In Afghanistan, Benin, and Pakistan — all countries with ID gender gaps of more than 15 percentage points — a married woman can't even apply for a national ID in the same way as a married man, according to the World Bank in its Women, Business and Law report.
There is also a connection between a country's income and IDs.
According to ID4D data, 63 percent of people without IDs live in lower-middle income economies, and 28 percent live in low-income economies.
Those numbers reinforce the fact "that lack of identification is a critical concern for the global poor," Desai wrote on a World Bank blog.
Momentum could be building to tackle the ID problem, though the path forward remains hazy.
The United Nations has made the issue one of its "sustainable development goals" and set a target that by 2030 there will be legal identity for all, including birth registration. However, it hasn't specified how it plans to reach that target.
But some progress is being made. A U.N. report from 2018 shows that more children in sub-Saharan Africa under age 5 now have birth registration than in 2016. Some countries, such as Malawi, have made huge strides. Between 2017, when the World Bank collected data, and 2018, Malawi's population went from 87 percent of people without ID to about 90 percent with an ID.
Multiplying such gains will take a holistic approach, according to experts.
Goodwin, who works with populations in Bangladesh and Kenya who face exclusion and discrimination, points out that even when more people in a country gain IDs, it's important to address the underlying barriers.
She said it's important to ask, "Who is getting left out?"

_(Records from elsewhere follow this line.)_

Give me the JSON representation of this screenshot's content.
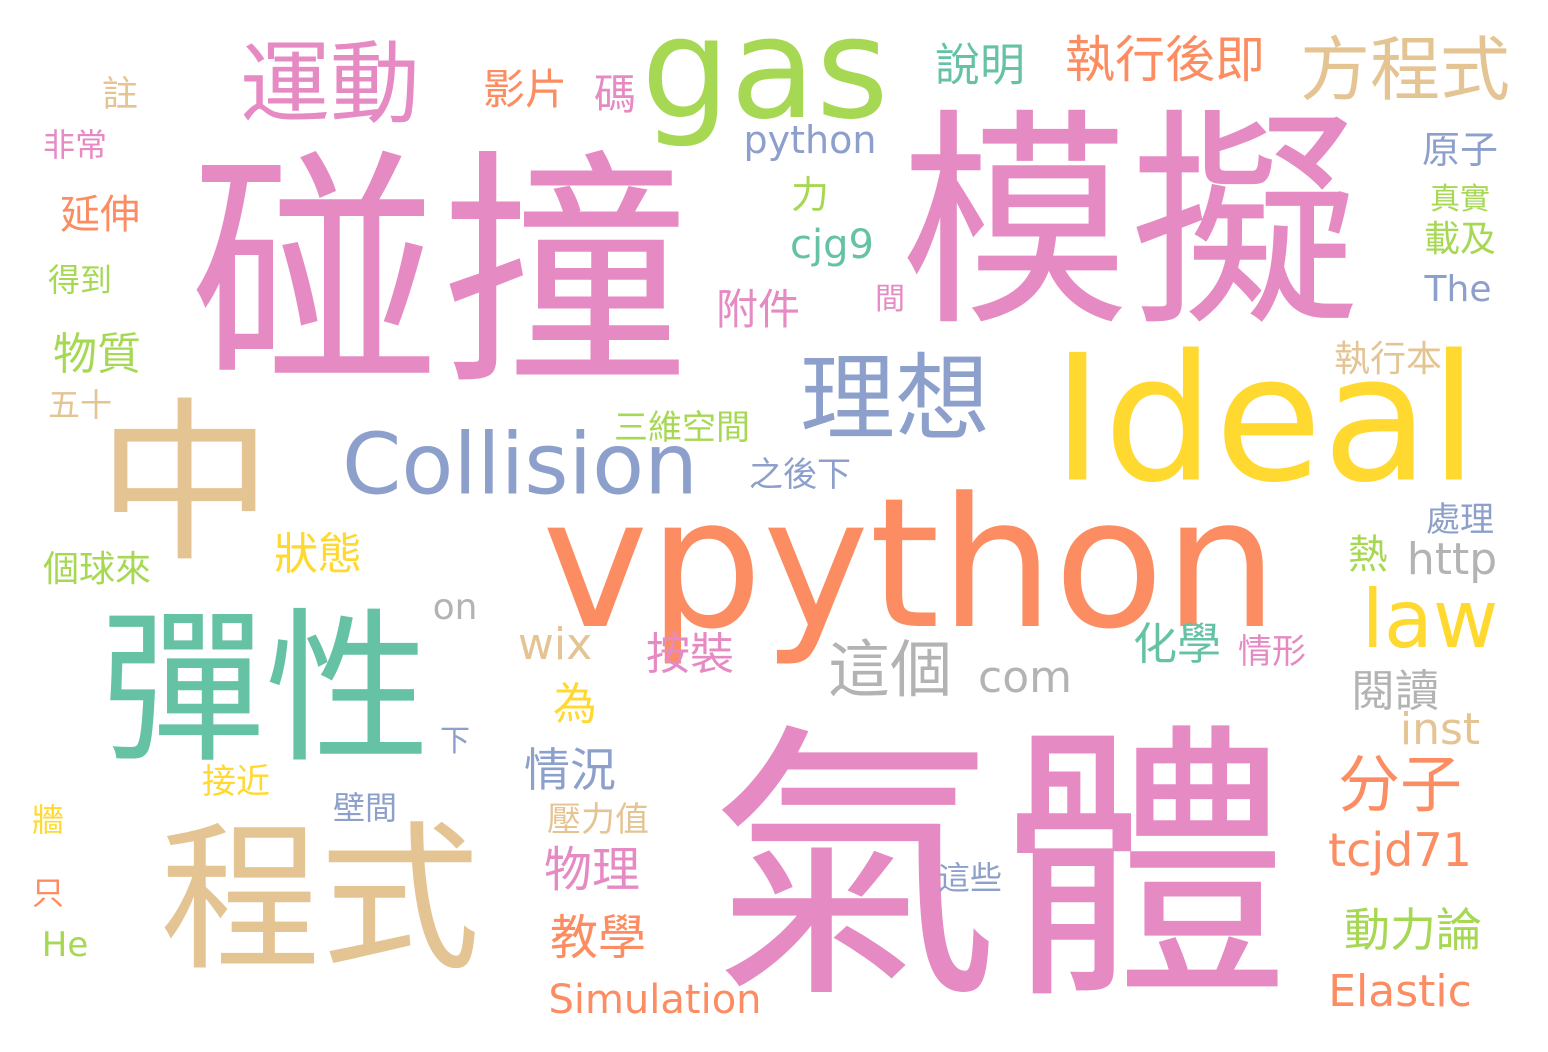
{
  "background_color": "#ffffff",
  "palette": {
    "pink": "#e68ac3",
    "orange": "#fc8d62",
    "green": "#66c2a5",
    "tan": "#e5c494",
    "blue": "#8da0cb",
    "yellow": "#ffd92f",
    "lime": "#a6d854",
    "gray": "#b3b3b3"
  },
  "words": [
    {
      "text": "氣體",
      "color": "pink"
    },
    {
      "text": "碰撞",
      "color": "pink"
    },
    {
      "text": "模擬",
      "color": "pink"
    },
    {
      "text": "vpython",
      "color": "orange"
    },
    {
      "text": "Ideal",
      "color": "yellow"
    },
    {
      "text": "彈性",
      "color": "green"
    },
    {
      "text": "程式",
      "color": "tan"
    },
    {
      "text": "中",
      "color": "tan"
    },
    {
      "text": "gas",
      "color": "lime"
    },
    {
      "text": "理想",
      "color": "blue"
    },
    {
      "text": "Collision",
      "color": "blue"
    },
    {
      "text": "運動",
      "color": "pink"
    },
    {
      "text": "方程式",
      "color": "tan"
    },
    {
      "text": "law",
      "color": "yellow"
    },
    {
      "text": "這個",
      "color": "gray"
    },
    {
      "text": "分子",
      "color": "orange"
    },
    {
      "text": "執行後即",
      "color": "orange"
    },
    {
      "text": "說明",
      "color": "green"
    },
    {
      "text": "影片",
      "color": "orange"
    },
    {
      "text": "碼",
      "color": "pink"
    },
    {
      "text": "python",
      "color": "blue"
    },
    {
      "text": "註",
      "color": "tan"
    },
    {
      "text": "非常",
      "color": "pink"
    },
    {
      "text": "延伸",
      "color": "orange"
    },
    {
      "text": "力",
      "color": "lime"
    },
    {
      "text": "原子",
      "color": "blue"
    },
    {
      "text": "真實",
      "color": "lime"
    },
    {
      "text": "載及",
      "color": "lime"
    },
    {
      "text": "cjg9",
      "color": "green"
    },
    {
      "text": "得到",
      "color": "lime"
    },
    {
      "text": "附件",
      "color": "pink"
    },
    {
      "text": "間",
      "color": "pink"
    },
    {
      "text": "The",
      "color": "blue"
    },
    {
      "text": "物質",
      "color": "lime"
    },
    {
      "text": "執行本",
      "color": "tan"
    },
    {
      "text": "五十",
      "color": "tan"
    },
    {
      "text": "三維空間",
      "color": "lime"
    },
    {
      "text": "之後下",
      "color": "blue"
    },
    {
      "text": "處理",
      "color": "blue"
    },
    {
      "text": "熱",
      "color": "lime"
    },
    {
      "text": "http",
      "color": "gray"
    },
    {
      "text": "狀態",
      "color": "yellow"
    },
    {
      "text": "個球來",
      "color": "lime"
    },
    {
      "text": "on",
      "color": "gray"
    },
    {
      "text": "wix",
      "color": "tan"
    },
    {
      "text": "按裝",
      "color": "pink"
    },
    {
      "text": "化學",
      "color": "green"
    },
    {
      "text": "情形",
      "color": "pink"
    },
    {
      "text": "com",
      "color": "gray"
    },
    {
      "text": "閱讀",
      "color": "gray"
    },
    {
      "text": "為",
      "color": "yellow"
    },
    {
      "text": "inst",
      "color": "tan"
    },
    {
      "text": "下",
      "color": "blue"
    },
    {
      "text": "情況",
      "color": "blue"
    },
    {
      "text": "接近",
      "color": "yellow"
    },
    {
      "text": "牆",
      "color": "yellow"
    },
    {
      "text": "壁間",
      "color": "blue"
    },
    {
      "text": "壓力值",
      "color": "tan"
    },
    {
      "text": "物理",
      "color": "pink"
    },
    {
      "text": "tcjd71",
      "color": "orange"
    },
    {
      "text": "這些",
      "color": "blue"
    },
    {
      "text": "只",
      "color": "orange"
    },
    {
      "text": "教學",
      "color": "orange"
    },
    {
      "text": "動力論",
      "color": "lime"
    },
    {
      "text": "He",
      "color": "lime"
    },
    {
      "text": "Elastic",
      "color": "orange"
    },
    {
      "text": "Simulation",
      "color": "orange"
    }
  ]
}
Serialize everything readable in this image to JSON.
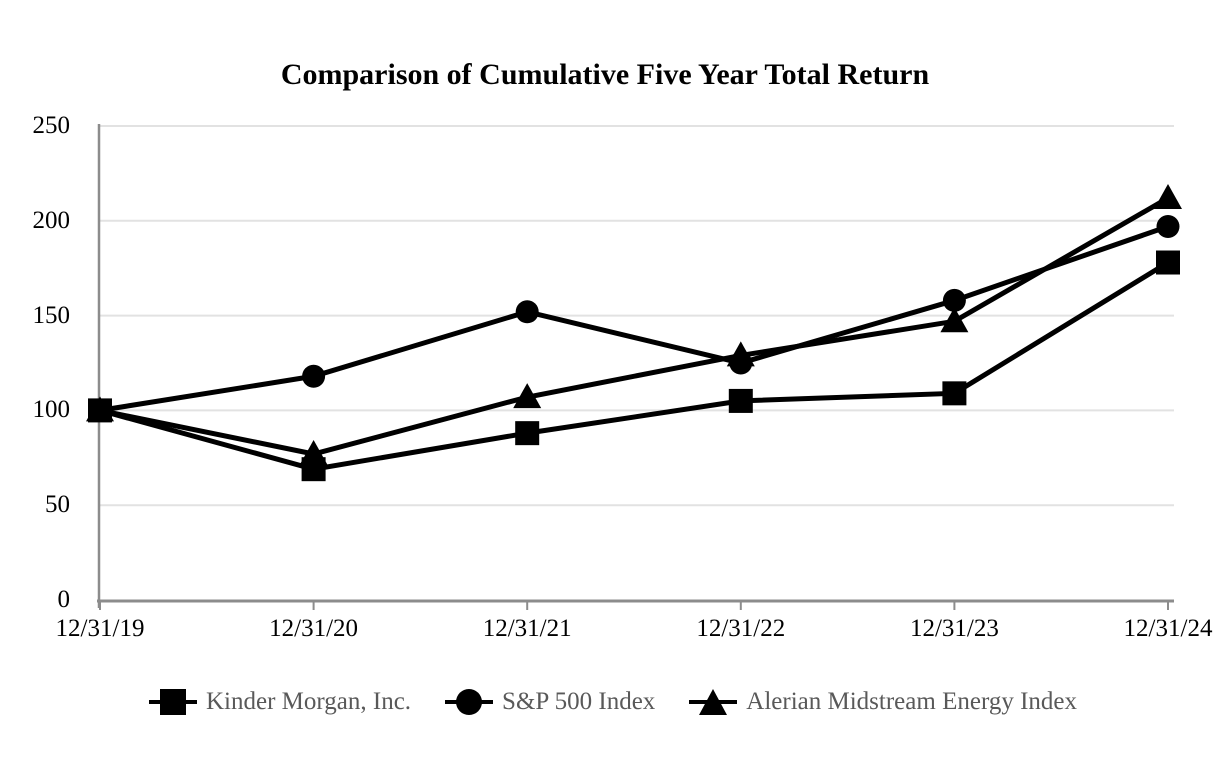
{
  "chart_data": {
    "type": "line",
    "title": "Comparison of Cumulative Five Year Total Return",
    "categories": [
      "12/31/19",
      "12/31/20",
      "12/31/21",
      "12/31/22",
      "12/31/23",
      "12/31/24"
    ],
    "series": [
      {
        "name": "Kinder Morgan, Inc.",
        "marker": "square",
        "values": [
          100,
          69,
          88,
          105,
          109,
          178
        ]
      },
      {
        "name": "S&P 500 Index",
        "marker": "circle",
        "values": [
          100,
          118,
          152,
          125,
          158,
          197
        ]
      },
      {
        "name": "Alerian Midstream Energy Index",
        "marker": "triangle",
        "values": [
          100,
          77,
          107,
          129,
          147,
          212
        ]
      }
    ],
    "y_tick_labels": [
      "250",
      "200",
      "150",
      "100",
      "50",
      "0"
    ],
    "y_ticks": [
      250,
      200,
      150,
      100,
      50,
      0
    ],
    "ylim": [
      0,
      250
    ],
    "grid": "horizontal",
    "legend_position": "bottom",
    "colors": {
      "series_line": "#000000",
      "marker_fill": "#000000",
      "gridline": "#e2e2e2",
      "axis_line": "#8c8c8c",
      "title_text": "#000000",
      "tick_text": "#000000",
      "legend_text": "#595959"
    }
  }
}
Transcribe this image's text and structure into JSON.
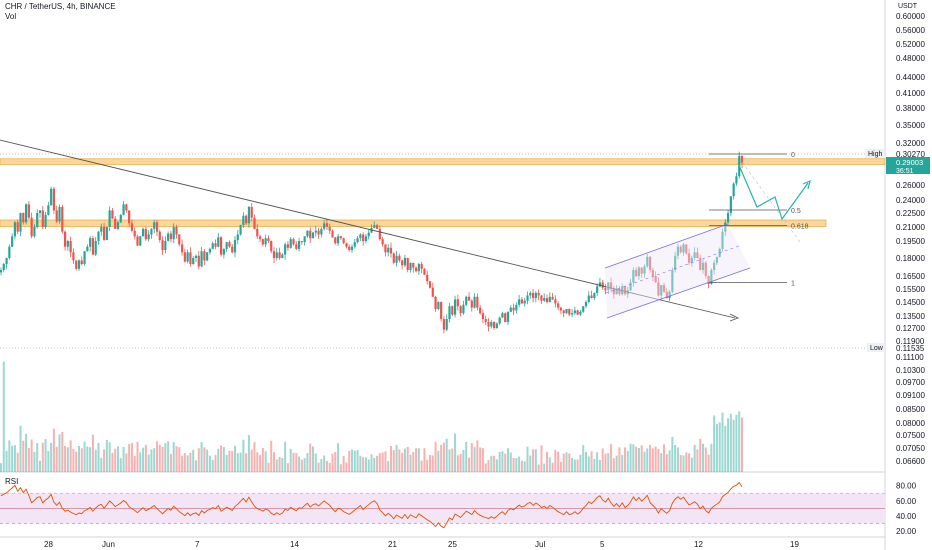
{
  "header": {
    "symbol_line": "CHR / TetherUS, 4h, BINANCE",
    "vol_label": "Vol",
    "rsi_label": "RSI"
  },
  "colors": {
    "up": "#26a69a",
    "down": "#ef5350",
    "zone": "#f7c879",
    "zone_border": "#f0a93a",
    "current_price_bg": "#26a69a",
    "rsi_line": "#e65100",
    "rsi_band": "#f3e5f5",
    "channel": "#7e6ce6",
    "projection": "#26b5a6"
  },
  "chart_data": {
    "type": "candlestick",
    "price_axis": {
      "currency": "USDT",
      "ticks": [
        "0.60000",
        "0.56000",
        "0.52000",
        "0.48000",
        "0.44000",
        "0.41000",
        "0.38000",
        "0.35000",
        "0.32000",
        "0.30270",
        "0.29003",
        "0.26000",
        "0.24000",
        "0.22500",
        "0.21000",
        "0.19500",
        "0.18000",
        "0.16500",
        "0.15500",
        "0.14500",
        "0.13500",
        "0.12700",
        "0.11900",
        "0.11535",
        "0.11100",
        "0.10300",
        "0.09700",
        "0.09100",
        "0.08500",
        "0.08000",
        "0.07500",
        "0.07050",
        "0.06600"
      ],
      "high_label": "High",
      "high_value": "0.30270",
      "low_label": "Low",
      "low_value": "0.11535",
      "current_price": "0.29003",
      "countdown": "36:51"
    },
    "time_axis": [
      "28",
      "Jun",
      "7",
      "14",
      "21",
      "25",
      "Jul",
      "5",
      "12",
      "19"
    ],
    "fib_levels": [
      {
        "label": "0",
        "price": 0.3027
      },
      {
        "label": "0.5",
        "price": 0.2285
      },
      {
        "label": "0.618",
        "price": 0.2115
      },
      {
        "label": "1",
        "price": 0.16
      }
    ],
    "resistance_zones": [
      {
        "from": 0.288,
        "to": 0.296
      },
      {
        "from": 0.2105,
        "to": 0.2175
      }
    ],
    "rsi_axis": [
      "80.00",
      "60.00",
      "40.00",
      "20.00"
    ],
    "rsi_levels": {
      "upper": 70,
      "middle": 50,
      "lower": 30
    },
    "rsi_range": [
      15,
      90
    ],
    "closes": [
      0.17,
      0.175,
      0.18,
      0.19,
      0.2,
      0.215,
      0.205,
      0.225,
      0.215,
      0.235,
      0.22,
      0.2,
      0.21,
      0.225,
      0.228,
      0.21,
      0.223,
      0.234,
      0.255,
      0.228,
      0.216,
      0.232,
      0.205,
      0.19,
      0.195,
      0.185,
      0.178,
      0.171,
      0.178,
      0.175,
      0.186,
      0.19,
      0.198,
      0.183,
      0.195,
      0.205,
      0.21,
      0.196,
      0.21,
      0.228,
      0.219,
      0.208,
      0.215,
      0.223,
      0.235,
      0.228,
      0.214,
      0.206,
      0.2,
      0.191,
      0.2,
      0.208,
      0.197,
      0.202,
      0.208,
      0.215,
      0.205,
      0.196,
      0.187,
      0.195,
      0.203,
      0.197,
      0.21,
      0.202,
      0.192,
      0.185,
      0.177,
      0.185,
      0.175,
      0.18,
      0.182,
      0.173,
      0.186,
      0.178,
      0.185,
      0.188,
      0.193,
      0.19,
      0.199,
      0.183,
      0.188,
      0.194,
      0.19,
      0.185,
      0.196,
      0.202,
      0.212,
      0.222,
      0.214,
      0.232,
      0.22,
      0.208,
      0.2,
      0.197,
      0.192,
      0.198,
      0.195,
      0.186,
      0.18,
      0.185,
      0.18,
      0.183,
      0.192,
      0.189,
      0.197,
      0.192,
      0.188,
      0.195,
      0.194,
      0.2,
      0.206,
      0.198,
      0.204,
      0.206,
      0.202,
      0.208,
      0.214,
      0.21,
      0.206,
      0.199,
      0.193,
      0.2,
      0.198,
      0.193,
      0.19,
      0.187,
      0.19,
      0.194,
      0.198,
      0.202,
      0.195,
      0.2,
      0.204,
      0.209,
      0.212,
      0.208,
      0.197,
      0.192,
      0.185,
      0.189,
      0.184,
      0.176,
      0.182,
      0.178,
      0.174,
      0.18,
      0.17,
      0.176,
      0.172,
      0.169,
      0.175,
      0.171,
      0.166,
      0.161,
      0.156,
      0.149,
      0.14,
      0.145,
      0.133,
      0.126,
      0.133,
      0.142,
      0.136,
      0.147,
      0.142,
      0.137,
      0.143,
      0.149,
      0.146,
      0.141,
      0.149,
      0.141,
      0.137,
      0.133,
      0.131,
      0.128,
      0.131,
      0.127,
      0.13,
      0.134,
      0.137,
      0.131,
      0.138,
      0.141,
      0.139,
      0.143,
      0.147,
      0.144,
      0.146,
      0.15,
      0.152,
      0.148,
      0.152,
      0.15,
      0.146,
      0.148,
      0.145,
      0.149,
      0.147,
      0.144,
      0.141,
      0.139,
      0.137,
      0.14,
      0.136,
      0.137,
      0.139,
      0.136,
      0.138,
      0.142,
      0.145,
      0.15,
      0.148,
      0.152,
      0.157,
      0.16,
      0.156,
      0.154,
      0.16,
      0.155,
      0.151,
      0.155,
      0.151,
      0.157,
      0.151,
      0.154,
      0.16,
      0.17,
      0.165,
      0.172,
      0.167,
      0.173,
      0.181,
      0.17,
      0.165,
      0.16,
      0.15,
      0.158,
      0.153,
      0.148,
      0.153,
      0.17,
      0.182,
      0.19,
      0.185,
      0.192,
      0.184,
      0.176,
      0.18,
      0.185,
      0.18,
      0.17,
      0.176,
      0.165,
      0.159,
      0.17,
      0.176,
      0.181,
      0.188,
      0.205,
      0.215,
      0.225,
      0.245,
      0.262,
      0.272,
      0.3,
      0.29
    ]
  }
}
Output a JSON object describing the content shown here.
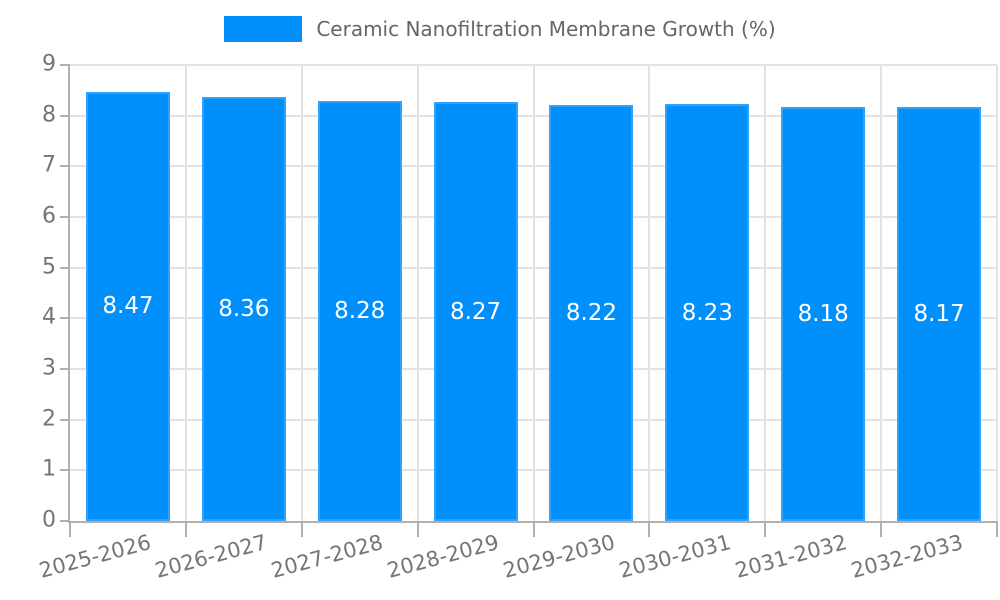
{
  "legend": {
    "label": "Ceramic Nanofiltration Membrane Growth (%)"
  },
  "chart_data": {
    "type": "bar",
    "title": "",
    "categories": [
      "2025-2026",
      "2026-2027",
      "2027-2028",
      "2028-2029",
      "2029-2030",
      "2030-2031",
      "2031-2032",
      "2032-2033"
    ],
    "series": [
      {
        "name": "Ceramic Nanofiltration Membrane Growth (%)",
        "values": [
          8.47,
          8.36,
          8.28,
          8.27,
          8.22,
          8.23,
          8.18,
          8.17
        ]
      }
    ],
    "value_labels": [
      "8.47",
      "8.36",
      "8.28",
      "8.27",
      "8.22",
      "8.23",
      "8.18",
      "8.17"
    ],
    "xlabel": "",
    "ylabel": "",
    "ylim": [
      0,
      9
    ],
    "yticks": [
      0,
      1,
      2,
      3,
      4,
      5,
      6,
      7,
      8,
      9
    ],
    "grid": true,
    "legend_position": "top",
    "x_label_rotation_deg": -15,
    "colors": {
      "bar": "#008FFB",
      "grid": "#e3e3e3",
      "axis_line": "#b0b0b0",
      "axis_text": "#757575",
      "legend_text": "#666666",
      "value_label": "#ffffff"
    }
  }
}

--Editing by Brian Baresch.
Data from the ID4D Findex Survey was collected as part of the 2017 Gallup World Poll and includes data from 99 economies. Survey respondents were over age 15 and asked whether they personally had a specific national ID. Birth certificates, voter IDs, etc. were not included. The percentages of a population without an ID are estimates, as there is no standard, agreed-upon approach to measure the number of people without legal identity.